Che faranno le persone tutto il giorno? La disoccupazione tende a creare solitudine, letargia e disagio sociale, ma fare affidamento sul lavoro per fornire autostima e status sociale è un’inevitabile verità umana o solo il prodotto di un’etica malata del lavoro? A Keynes dispiaceva che la possibilità di un’era “di svago e di abbondanza” fosse vista con terrore: “siamo stati addestrati troppo a lungo per lottare e non godere il riposo”.
Mondo senza lavoro: lo Stato dovrà facilitare la transizione
Andare oltre l’era del lavoro richiederà qualcosa come un reddito di base universale finanziato dalle tasse sul capitale per condividere i proventi della prosperità tecnologica.
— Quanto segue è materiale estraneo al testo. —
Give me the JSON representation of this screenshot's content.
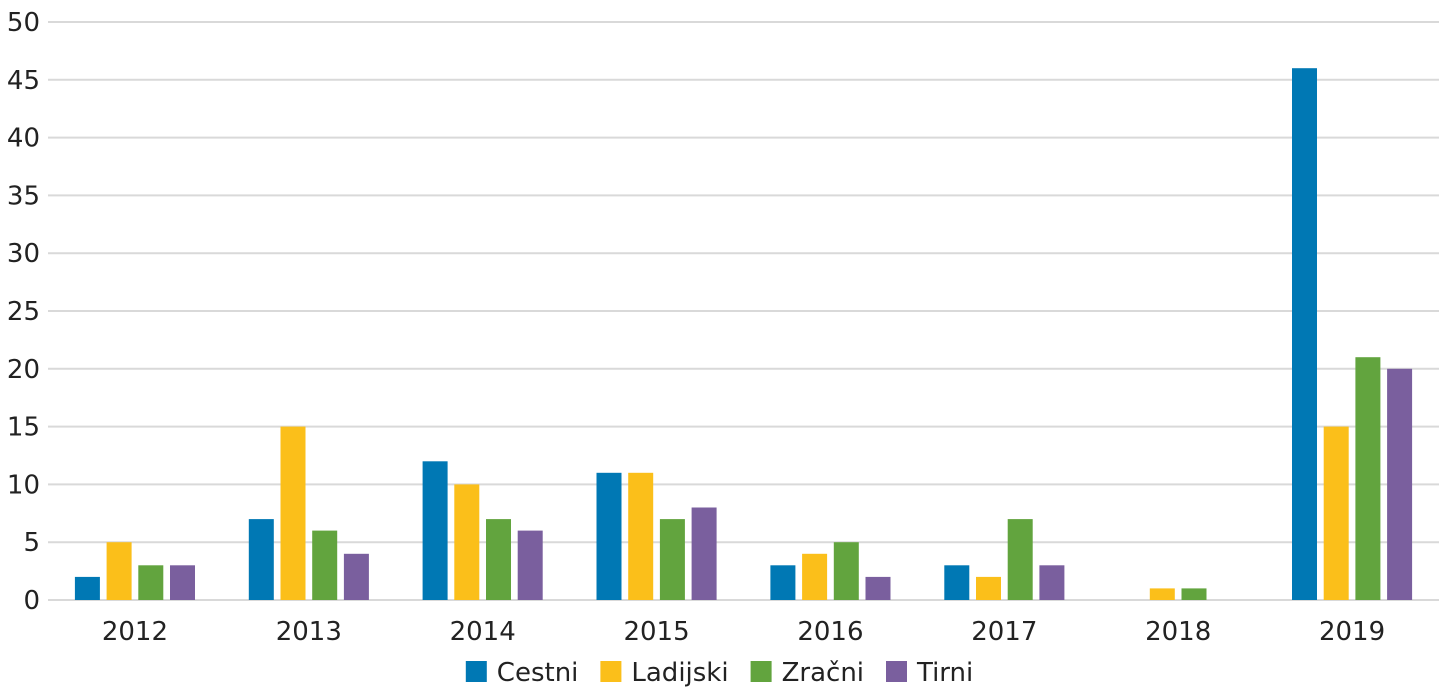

Anche il lavoro disponibile dovrà essere distribuito in modo più uniforme: dopo decenni di settimane di 40 ore l’obiettivo punterà (utopisticamente o praticamente) ad abbattere le prime 8. 32 ore entro il 2030, come recita il manifesto laburista inglese. Allontanare il baricentro della società dal lavoro salariato richiederà “politiche per il tempo libero” visionarie a tutti i livelli, dalla pianificazione urbana all’istruzione. Una rivoluzione Copernicana.
Saremo costretti, in altre parole, a considerare cosa significhi davvero vivere una vita significativa.